Recently, I spied a student doodling in the back.  I couldn't see it quite clearly.  Given my distance vision, it looked even more blurry than the picture in this post.  

The doodling occurred amid a lesson on competing nationalism and conflicts over land in the Middle East.  The doodling did not occur in a private notebook.  It occurred on a handout I would need to collect back to use with a class later in the day.  When I asked the students to pass papers forward, I took particular interest in this artwork.  I set it aside for future examination.

This doodling was not random or unrelated to our subject matter.  Happily, it was not violent or disturbed.  It seemed very thoughtful.   The student had obviously been paying attention.  He had obviously taken the information steps further than required.  In fact, of all things, it incorporated the Balfour Declaration and the Jewish people.  It was intensely creative.  I was pretty amazed.  What's more, the doodling seemed profound.  He labeled an umbrella "Balfour Declaration."  He may have implied that if this umbrella had truly been opened in the wake of WWI, it might have sheltered some of the Jewish people from future aggression.  It is open to interpretation.  I appreciate ambiguity, or the allowance for multiple interpretations.  Life is riddled by it.  

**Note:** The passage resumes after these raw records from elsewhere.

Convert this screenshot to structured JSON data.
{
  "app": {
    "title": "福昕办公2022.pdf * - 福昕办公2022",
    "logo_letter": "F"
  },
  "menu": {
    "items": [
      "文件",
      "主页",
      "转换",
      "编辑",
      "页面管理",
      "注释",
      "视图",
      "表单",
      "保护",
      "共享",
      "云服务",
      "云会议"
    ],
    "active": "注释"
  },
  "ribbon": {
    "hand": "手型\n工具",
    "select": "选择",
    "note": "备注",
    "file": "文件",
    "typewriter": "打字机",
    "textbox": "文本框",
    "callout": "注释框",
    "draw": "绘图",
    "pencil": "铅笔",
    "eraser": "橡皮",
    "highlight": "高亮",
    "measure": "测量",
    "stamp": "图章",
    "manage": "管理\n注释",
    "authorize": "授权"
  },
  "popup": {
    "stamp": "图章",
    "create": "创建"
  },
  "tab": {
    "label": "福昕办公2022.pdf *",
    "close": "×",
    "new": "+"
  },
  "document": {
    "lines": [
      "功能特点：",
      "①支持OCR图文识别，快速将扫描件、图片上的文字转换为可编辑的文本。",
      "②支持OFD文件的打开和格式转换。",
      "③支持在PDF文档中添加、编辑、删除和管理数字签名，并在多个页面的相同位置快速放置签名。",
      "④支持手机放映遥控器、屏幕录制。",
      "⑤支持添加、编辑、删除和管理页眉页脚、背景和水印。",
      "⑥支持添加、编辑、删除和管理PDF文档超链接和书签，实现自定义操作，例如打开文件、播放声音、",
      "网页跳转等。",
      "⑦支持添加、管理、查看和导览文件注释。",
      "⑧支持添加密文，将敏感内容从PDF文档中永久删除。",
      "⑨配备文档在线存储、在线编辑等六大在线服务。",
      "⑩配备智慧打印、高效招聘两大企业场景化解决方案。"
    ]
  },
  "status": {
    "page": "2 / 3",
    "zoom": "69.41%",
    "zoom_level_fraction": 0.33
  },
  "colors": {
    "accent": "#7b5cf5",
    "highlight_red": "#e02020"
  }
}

This student of history/supreme doodler could do a lot better in my class.  Indeed, he is close to failing.  He sometimes comes late.  It is his first class of the day.  He doesn't always have the homework.  Occasionally, he volunteers insightful comments, but at other times he appears exhausted.  I spoke with him the other day to mark the start of a new marking period.  He clearly wasn't working to his potential.  I let him know that I had identified his artwork.  It illustrated, at least in my mind, an extraordinary type of "smarts."  I had saved it.  I hope this student will pick up his academic pace.  And, I will encourage it.  It is funny that something as simple as a doodle can show a classroom teacher so much more than any standardized test score.  This doodle, in my mind, captured, in snapshot form, the brilliance of a creative mind at work.  

I will use his artwork in class today as a motivation for my lesson on looking at imperialism in China through the eyes of cartoonists.  I will allow time at the end of class for students to create their own cartoons based on some knowledge of our coursework.  I will require them all to doodle!